Il 22 giugno del 1941 le orde naziste si avventavano contro l’Unione Sovietica, il primo stato socialista del mondo, il loro nemico giurato.
Come finì è impresso nel cuore di tutti i comunisti, di tutti gli uomini e le donne amanti della pace. La bandiera rossa che sventola vittoriosa sul Reichstag.
Quella grande epopea non va giù a tutti i nemici del proletariato, a tutti i nemici dei popoli. E quindi ogni occasione è buona per gettare discredito su quella pagina e immancabilmente su chi guidò la resistenza di tutti i popoli sovietici contro il nazifascismo, G. V. Stalin.
La prima occasione la dette Khruscev, che riversò a palate menzogne su Stalin con il famoso “Rapporto segreto” al XX Congresso del PCUS, tre anni dopo la morte del grande dirigente. Prima si era nascosto e distinto come uno dei suoi collaboratori.
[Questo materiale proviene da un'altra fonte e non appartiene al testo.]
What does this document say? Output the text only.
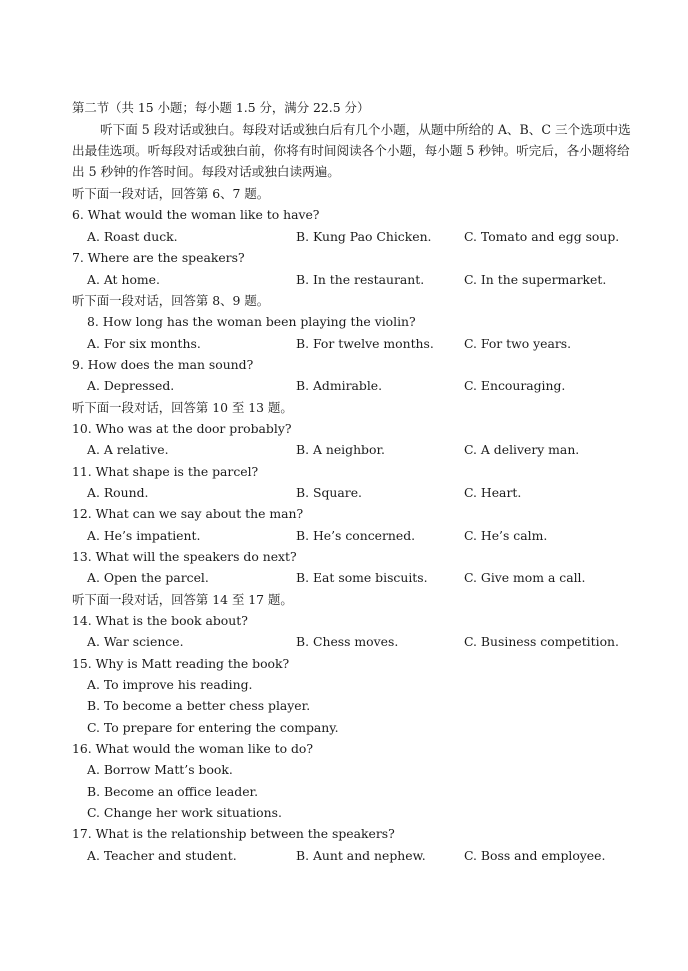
第二节（共 15 小题；每小题 1.5 分，满分 22.5 分）
听下面 5 段对话或独白。每段对话或独白后有几个小题，从题中所给的 A、B、C 三个选项中选出最佳选项。听每段对话或独白前，你将有时间阅读各个小题，每小题 5 秒钟。听完后，各小题将给出 5 秒钟的作答时间。每段对话或独白读两遍。
听下面一段对话，回答第 6、7 题。
6. What would the woman like to have?
A. Roast duck.	B. Kung Pao Chicken.	C. Tomato and egg soup.
7. Where are the speakers?
A. At home.	B. In the restaurant.	C. In the supermarket.
听下面一段对话，回答第 8、9 题。
8. How long has the woman been playing the violin?
A. For six months.	B. For twelve months. C. For two years.
9. How does the man sound?
A. Depressed.	B. Admirable.	C. Encouraging.
听下面一段对话，回答第 10 至 13 题。
10. Who was at the door probably?
A. A relative.	B. A neighbor.	C. A delivery man.
11. What shape is the parcel?
A. Round.	B. Square.	C. Heart.
12. What can we say about the man?
A. He’s impatient.	B. He’s concerned.	C. He’s calm.
13. What will the speakers do next?
A. Open the parcel.	B. Eat some biscuits.	C. Give mom a call.
听下面一段对话，回答第 14 至 17 题。
14. What is the book about?
A. War science.	B. Chess moves.	C. Business competition.
15. Why is Matt reading the book?
A. To improve his reading.
B. To become a better chess player.
C. To prepare for entering the company.
16. What would the woman like to do?
A. Borrow Matt’s book.
B. Become an office leader.
C. Change her work situations.
17. What is the relationship between the speakers?
A. Teacher and student.	B. Aunt and nephew.	C. Boss and employee.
La menzogna che venne propalata, tra le innumerevoli altre, tutte puntualmente smentite dal prezioso libro del compagno G. Furr “Khruscev mentì”,
è quella che Stalin fu completamente preso alla sprovvista dall’invasione, che avesse trascurato i rapporti dei servizi segreti e che, dopo l’invasione, fosse rimasto inerte, quasi inebetito, fino al famoso discorso ai popoli sovietici del 3 luglio.
Questa menzogna viene smentita attraverso documenti che attestano un’attività incessante di oltre 14 ore al giorno di Stalin fin dal primo giorno dell’invasione. Riportiamo la sua agenda del primo giorno, dove si può vedere la fittissima rete di appuntamenti
Per chi conosce il russo, riportiamo anche il seguente video dove il documento viene puntualmente commentato
La seconda menzogna, ripresa a piene mani dagli anticomunisti di tutte le risme, è quella che gli ufficiali dell’Armata Rossa fossero stati decimati dalle “purghe” stalinane e che quindi l’esercito fosse guidati da sbarbatelli sprovveduti.
Ricordiamo che nel 1939 l’Armata Rossa, guidata da un certo Zhukov, diede una legnata storica in Manciuria al più forte e aggressivo esercito dell’epoca in Asia, l’esercito imperiale giapponese. Inoltre l’epurazione degli anni ’30, avendo eliminato tutte le quinte colonne interne colluse con lo spionaggio nazista, preservò l’Unione Sovietica dal disastro. Mentre ricordiamo che queste attività di spionaggio e collusione furono una delle cause che portò al collasso in due settimane nel 1940 del più forte e ben armato esercito dell’Europa continentale, l’esercito francese.
Inoltre la strategia di non ammassare tutte le difese sovietiche in prima linea, dove sarebbero state accerchiate dalla fulminee manovre della Wehrmacht, come era avvenuto in Polonia e in Francia, si dimostrò efficace e consentì all’Armata Rossa di creare delle sacche di resistenza alle spalle del nemico che avanzava, di allungare le sue linee di comunicazione e debilitare la più possente ed armata macchina da guerra che l’umanità avesse mai visto. Questa strategia consentì di fermare l’orda nazista alle porte della tre grandi città sovietiche – Leningrado, Mosca e Stalingrado – trasformate dalla indomita volontà del popolo sovietico in fortezze inespugnabili. I più seri ed informati commentatori, riportando anche le considerazioni dei generali tedeschi, sono concordi che la guerra per i nazisti era segnata già nell’inverno del 1941 alle porte di Mosca, quando essi furono ricacciati indietro. Le condizioni climatiche avverse, il famoso “generale inverno”, fu quello che salvò dal disastro immediato l’esercito tedesco, che riuscì ad attestarsi su linee più arretrate. Quindi non fu certo il gelo a salvare Mosca, ma l’eroismo dell’Armata Rossa, dei partigiani che rendaveno la vita impossibile attaccando alle spalle e dell’indomita volontà del popolo.
Contariamente a quanto Hitler si aspettava l’URSS non crollò ai primi colpi. Questo non si spiega se non con l’attaccamento dei cittadini sovietici alla propria patria e alla dirigenza del Partito Comunista e alla sua guida massima, impersonata da G. V. Stalin.
Sarebbe ora che anche i “commentatori” e gli “storici” se ne facessero una ragione.